The multidisciplinary Materials Technology Laboratory (MTL) of Northwestern's Department of Materials Science and Engineering was founded at MIT in 1985 by its Director, Prof. Greg Olson, as the multi-institutional Steel Research Group (SRG) and reorganized in 1988 with Northwestern as lead institution. The mission of the program is the creation of the methods, tools and databases for the systems-based multiscale multidisciplinary computational design of materials, using high-performance ferrous alloys as an initial test case. The MTL name adopted in 1997 acknowledges broadening of the activity to encompass alloys based on aluminum, titanium, nickel and refractory metals, including shape-memory alloys, high-temperature superalloys and bulk metallic glasses, with exploratory activities in ceramics, polymers and biomimetic smart composites. Design research addresses the accelerated design, development and qualification of advanced materials for aerospace, automotive and medical applications. Funded by federal agencies (principally DoD, DOE and NSF) with 10-20% industry support, MTL/SRG annual funding in recent years is $1.2M to $1.7M, involving close coordination of an additional approximately $3M of external research. The multidisciplinary approach integrates activities in materials science, applied mechanics and quantum physics, spanning a hierarchy of scales from macroscopic process models to quantitative control of nanostructure using predictive subatomic quantum-level methods.
Research and education activities are tightly integrated through close collaboration with the Segall Design Institute in the school of engineering. Graduate and post-doctoral researchers are actively involved in the coaching of undergraduate design teams in both departmental and cross-departmental design courses, while humanities faculty collaborate in teaching and "techmanities" course development. The Bodeen-Lindberg Materials Design Studio of the materials department gives undergraduates full access to MTL/SRG computational tools. Student teams have consistently placed 1st or 2nd in the TMS-AIME national materials undergraduate design competition. 

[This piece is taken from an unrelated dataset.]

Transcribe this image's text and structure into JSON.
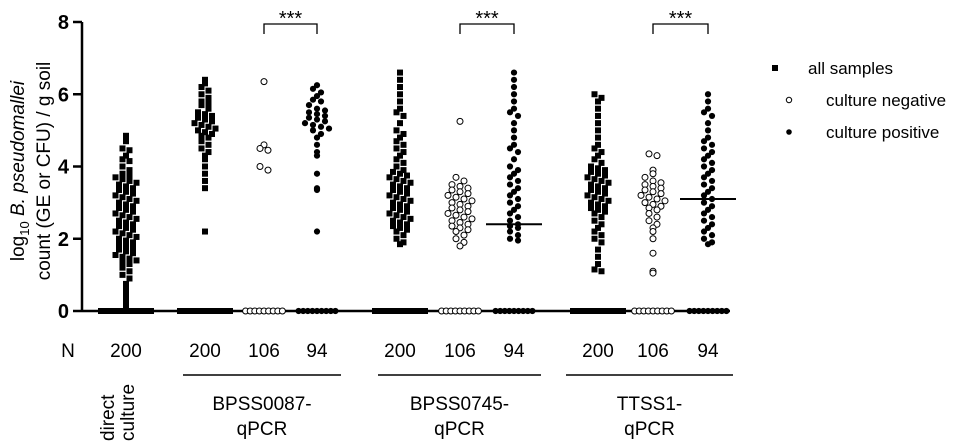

In addition to its novel research/education integration, the MTL/SRG activity has served as a test bed for numerous innovations in cross-functional university activities. Founded as a collaboration of NSF/MRL (Materials Research Laboratory) thrust groups at 3 universities, the original SRG served as a pilot for the national NSF-MRG (Materials Research Group) expansion of the MRL system, now incorporated into NSF's current MRSEC (Materials Research Science & Engineering Center) structure. With a new emphasis on value creation and accelerated technology transfer though entrepreneurship of faculty, staff and students, the MTL operated as a school-based center from 1997-2001 through a merger of the SRG with the Advanced Coatings Technology Group (ACTG) of the university's former BIRL industrial laboratory. Under its broadened entrepreneurial mission the MTL aided formation of  4 startup companies, 2 of which absorbed the ACTG activities. An Enterprise Club founded by Prof. Olson in which undergraduates operated their own design company, is now supervised by the Industrial Engineering department. QuesTek Innovations LLC, headed by alumnus Dr. Charles Kuehmann, maintains a close research synergy in the commercialization of materials and services based on MTL/SRG research. In addition to several technology awards, QuesTek received the Sun-Times Chicago Innovation Award in 2002 for successful commercialization of "Materials by Design" technology.
A major MTL/SRG initiative on materials and structures for antiterrorism blast protection is conducted under the ONR Grand Challenge in "Naval Materials by Design." Graduate research and undergraduate design projects combining quantum physics, applied mechanics and materials science in multiscale materials design are closely coordinated with mechanical engineering research on novel blast protection structures, while interdisciplinary undergraduate team projects explore civilian adaptation of the new technology for homeland security applications.
Building on our previous success under the DARPA-AIM (Accelerated Insertion of Materials) initiative developing an accelerated materials development and qualification technology, the recent AFOSR-MEANS (Materials Engineering for Affordable New Systems) project tested the limits of predictive quantum mechanical tools in accelerated fundamental database development for first-principles design of a new class of refractory metal superalloys enabling a leap in aeroturbine blade material operating temperatures from 1000C to 1300C. A student team integrating early results in their undergraduate class project won the 2004 TMS-AIME design competition, demonstrating very promising results on the first alloy prototypes.

In collaboration with QuesTek, the newest MTL/SRG initiative is the ONR/DARPA “D3D” Digital 3D Structure Consortium, a 5 year $7.5M company-led multi-university consortium integrating a suite of multiscale tomographic microstructural characterization tools with higher fidelity 3D microstructural simulation tools enabling greater accuracy in accelerated materials design and development. A new industry-funded activity in Smart Materials addresses a new generation of high strength shape memory alloys for medical devices and high-power density microactuators.